Lu Teck Hii s3939509
Last updated: 16 October, 2022
Rpubs link comes here: https://rpubs.com/Luke97/A2-math1234
This online version of the presentation will be used for marking. Failure to add your link will delay your feedback and risk late penalties.
According to Sustainable Population Australia(2022), the population of Australia has been increasing for the last 20 years. As Victoria is one of the major distribution of population states in Australia, the population growth of Victoria should be increased.

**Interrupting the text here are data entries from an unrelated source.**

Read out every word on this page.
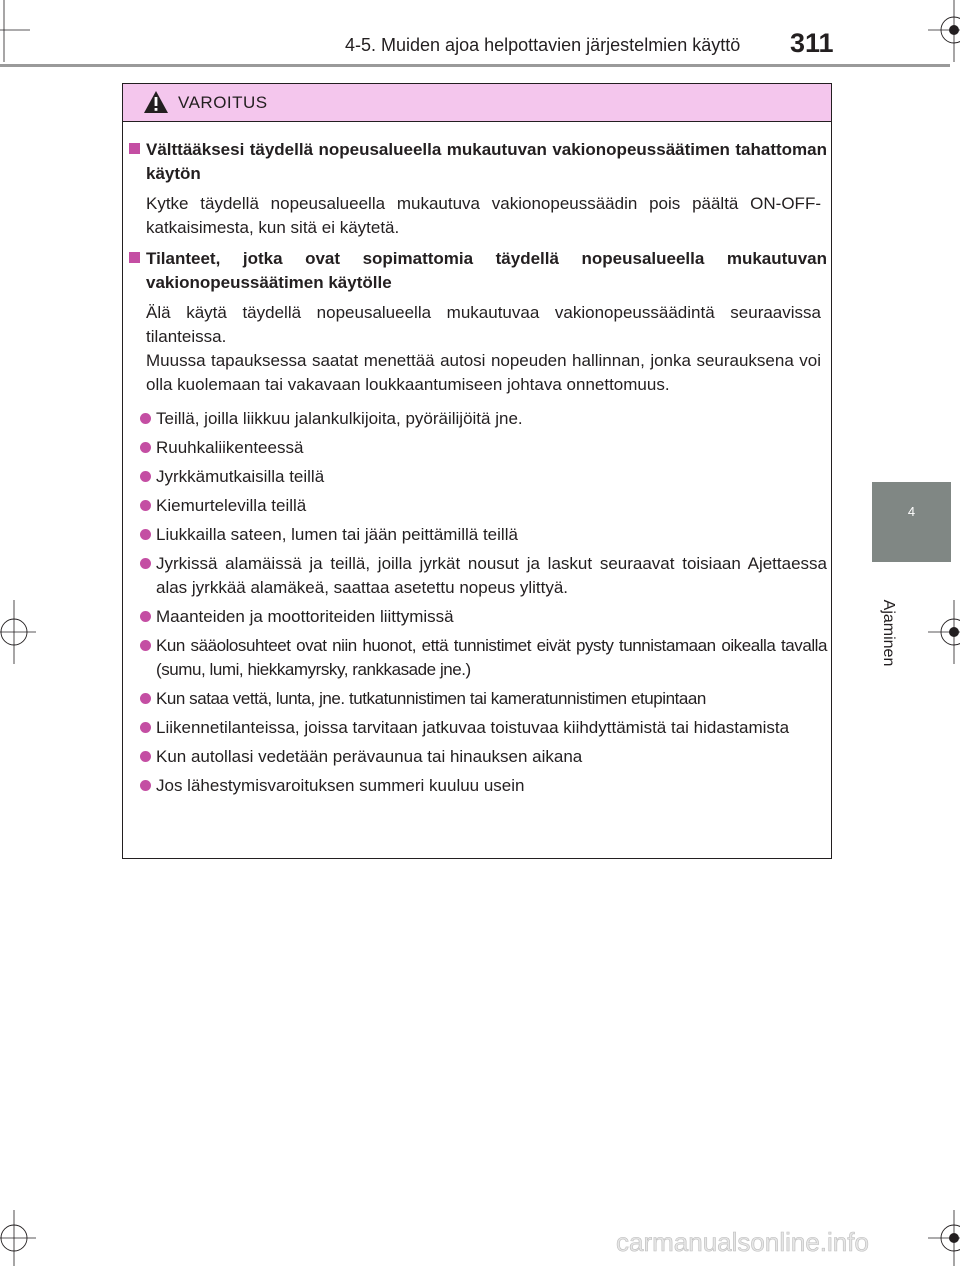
4-5. Muiden ajoa helpottavien järjestelmien käyttö	311
4
Ajaminen
VAROITUS
Välttääksesi täydellä nopeusalueella mukautuvan vakionopeussäätimen tahattoman käytön

Kytke täydellä nopeusalueella mukautuva vakionopeussäädin pois päältä ON-OFF-katkaisimesta, kun sitä ei käytetä.

Tilanteet, jotka ovat sopimattomia täydellä nopeusalueella mukautuvan vakionopeussäätimen käytölle

Älä käytä täydellä nopeusalueella mukautuvaa vakionopeussäädintä seuraavissa tilanteissa.

Muussa tapauksessa saatat menettää autosi nopeuden hallinnan, jonka seurauksena voi olla kuolemaan tai vakavaan loukkaantumiseen johtava onnettomuus.

Teillä, joilla liikkuu jalankulkijoita, pyöräilijöitä jne.
Ruuhkaliikenteessä
Jyrkkämutkaisilla teillä
Kiemurtelevilla teillä
Liukkailla sateen, lumen tai jään peittämillä teillä
Jyrkissä alamäissä ja teillä, joilla jyrkät nousut ja laskut seuraavat toisiaan Ajettaessa alas jyrkkää alamäkeä, saattaa asetettu nopeus ylittyä.
Maanteiden ja moottoriteiden liittymissä
Kun sääolosuhteet ovat niin huonot, että tunnistimet eivät pysty tunnistamaan oikealla tavalla (sumu, lumi, hiekkamyrsky, rankkasade jne.)
Kun sataa vettä, lunta, jne. tutkatunnistimen tai kameratunnistimen etupintaan
Liikennetilanteissa, joissa tarvitaan jatkuvaa toistuvaa kiihdyttämistä tai hidastamista
Kun autollasi vedetään perävaunua tai hinauksen aikana
Jos lähestymisvaroituksen summeri kuuluu usein
carmanualsonline.info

There are many different segmentation of the population. Would the population growth could be affected by each other within these segments? If so, what is the relation of the population within the different segments in Victoria in these few years?To further investigate, gender as one of the demographic segments is selected. This report investigates the population of Victoria by gender from 2016 to 2021. The dataset comprises the population of Australia by gender and state. However, This report would concentrate on Victoria as the target of proof of concept.
This report would be focusing on the pattern of the population by gender in Victoria. Summary statistics, visualizations, and Hypothesis testing are used to answer the questions while statistics and visualizations ensure the understanding of the data, and Hypothesis testing investigates the answer if there is any relation of the population between Male and Female.
Columns of data (after pre-processing):
- Male : This column contains the Population of Male in
Victoria.
- Female : This column contains the Population of
Female in Victoria.
- Year : This column contains the Year of the
populations.
#Pre-processing
# In order to execute the code with the data spreadsheet, you have to download the spreadsheet from the source and rename it as data.xlsx
data <- read_excel("data.xlsx", sheet = "Table_5") # Read data from spreadsheet
# Selected required data only
male<-data[c(13:18),1:10]
female<-data[c(38:43),1:10]
# Update the column Name
colname <- c(data[4,2:10])
new_colname <-c('NSW','VIC','QLD','SA','WA','TAS','NT','ACT','Total')
colnames(male) <- c("Year",new_colname)
colnames(female) <- c("Year",new_colname)
# omit na
female<-na.omit(female)
male<-na.omit(male)
# convert to suitable data type
index <- c(2:10)
female[index] <- sapply(female[index],as.numeric)
male[index] <- sapply(male[index],as.numeric)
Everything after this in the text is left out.